Sur le moyen de nature à créer un doute sérieux :
- la décision attaquée a été prise par une autorité incompétente ;
- elle est entachée d’une irrégularité relative à la composition du jury ;
- elle est entachée d’une erreur manifeste d’appréciation dès lors que le jury s’est basé uniquement sur les notes obtenues et non pas sur l’entièreté de son dossier personnel pour prendre sa décision ;
- elle constitue une rupture d’égalité par rapport aux autres étudiants.


Vu :
- les autres pièces du dossier ;
- la requête enregistrée sous le numéro 2604772 par laquelle Mme B... demande l’annulation de la décision attaquée.

Vu :
- le code de l’éducation ;
- le code de justice administrative.

La présidente du tribunal a désigné Mme Perrin pour statuer sur les demandes de référé.


Considérant ce qui suit :

1. Mme B..., qui s’est inscrite à l’Ecole de droit de l’université Paris 1 Panthéon-Sorbonne à la rentrée 2017, a obtenu sa deuxième année de licence à l’issue de l’année universitaire 2020/2021. Elle s’est inscrite en troisième année de licence au titre de l’année 2021/2022 puis de l’année 2022/2023. N’ayant pas validé cette année, elle a présenté une demande afin de pouvoir être admise à redoubler sa troisième année de licence à titre dérogatoire pour l’année 2023/2024. Par une décision du 8 septembre 2023, le directeur du département licence de l’Ecole de droit a rejeté cette demande. Par un jugement n°2418113/1 du 14 janvier 2026 du tribunal de céans, la décision du 8 septembre 2023 a été annulée et il a été enjoint à l’université Paris 1 Panthéon-Sorbonne de procéder au réexamen de la situation de Mme B... dans un délai de deux mois. Par une décision du 22 janvier 2026, le président du jury de la troisième année de licence de droit de l’université Paris 1 Panthéon- Sorbonne a rejeté sa demande tendant à son redoublement dérogatoire en troisième année de licence de droit. Par la présente requête, Mme B... demande au juge des référés la suspension de cette décision.

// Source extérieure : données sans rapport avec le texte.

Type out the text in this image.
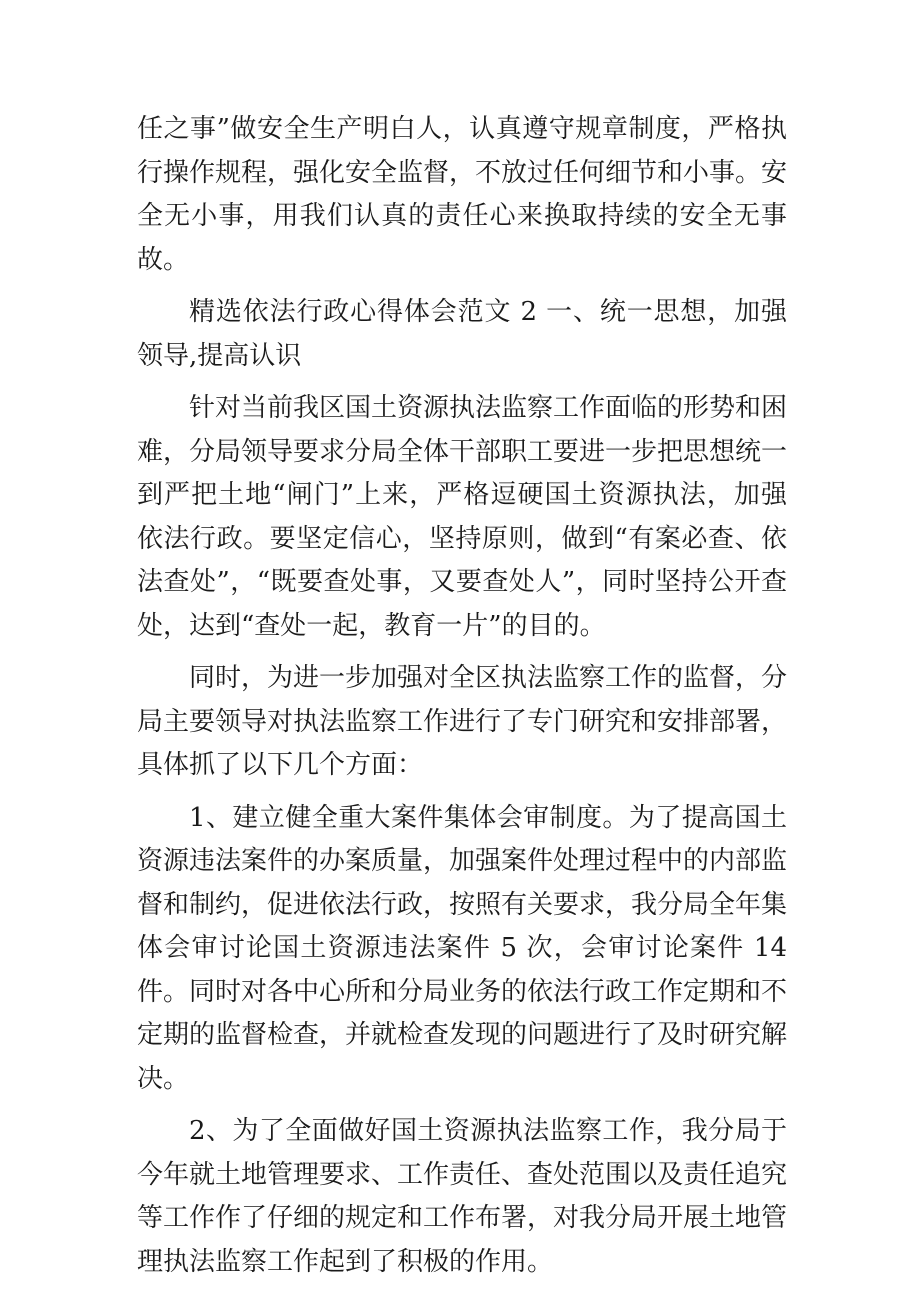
任之事”做安全生产明白人，认真遵守规章制度，严格执行操作规程，强化安全监督，不放过任何细节和小事。安全无小事，用我们认真的责任心来换取持续的安全无事故。

精选依法行政心得体会范文 2 一、统一思想，加强领导,提高认识

针对当前我区国土资源执法监察工作面临的形势和困难，分局领导要求分局全体干部职工要进一步把思想统一到严把土地“闸门”上来，严格逗硬国土资源执法，加强依法行政。要坚定信心，坚持原则，做到“有案必查、依法查处”，“既要查处事，又要查处人”，同时坚持公开查处，达到“查处一起，教育一片”的目的。

同时，为进一步加强对全区执法监察工作的监督，分局主要领导对执法监察工作进行了专门研究和安排部署，具体抓了以下几个方面：

1、建立健全重大案件集体会审制度。为了提高国土资源违法案件的办案质量，加强案件处理过程中的内部监督和制约，促进依法行政，按照有关要求，我分局全年集体会审讨论国土资源违法案件 5 次，会审讨论案件 14 件。同时对各中心所和分局业务的依法行政工作定期和不定期的监督检查，并就检查发现的问题进行了及时研究解决。

2、为了全面做好国土资源执法监察工作，我分局于今年就土地管理要求、工作责任、查处范围以及责任追究等工作作了仔细的规定和工作布署，对我分局开展土地管理执法监察工作起到了积极的作用。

2. Aux termes de l’article L. 521-1 du code de justice administrative : « Quand une décision administrative, même de rejet, fait l’objet d’une requête en annulation ou en réformation, le juge des référés, saisi d’une demande en ce sens, peut ordonner la suspension de l’exécution de cette décision, ou de certains de ses effets, lorsque l’urgence le justifie et qu’il est fait état d’un moyen propre à créer, en l’état de l’instruction, un doute sérieux quant à la légalité de la décision (…) ». Aux termes de l'article L. 522-3 dudit code : « Lorsque la demande ne présente pas un caractère d'urgence ou lorsqu'il apparaît manifeste, au vu de la demande, que celle-ci ne relève pas de la compétence de la juridiction administrative, qu'elle est irrecevable ou qu'elle est mal fondée, le juge des référés peut la rejeter par une ordonnance motivée sans qu'il y ait lieu d'appliquer les deux premiers alinéas de l'article L. 522-1. ».

3. Il résulte de l’instruction que Mme B... a effectué une demande tendant à l’autoriser à redoubler sa troisième année de licence de droit une troisième fois, demande qui a été rejetée et confirmée par une décision du 22 janvier 2026. En l’état de l’instruction, aucun des moyens présentés par la requérante et visés ci-dessus n’apparaît de nature à faire naître un doute sérieux quant à la légalité de la décision attaquée.

4. Par suite, et sans qu’il soit besoin de se prononcer sur la condition d’urgence, la requête de Mme B... doit être rejetée en toutes ses conclusions, y compris celles présentées sur le fondement de l’article L. 761-1 du code de justice administrative.





O R D O N N E:


Article 1er : La requête de Mme B... est rejetée.

Article 2 : La présente ordonnance sera notifiée à Mme A... B....


Fait à Paris, le 24 février 2026.



La juge des référés,

Signé


A. PERRIN


La République mande et ordonne au ministre de l’enseignement supérieur, de la recherche et de l’espace en ce qui le concerne ou à tous commissaires de justice à ce requis en ce qui concerne les voies de droit commun contre les parties privées, de pourvoir à l’exécution de la présente décision.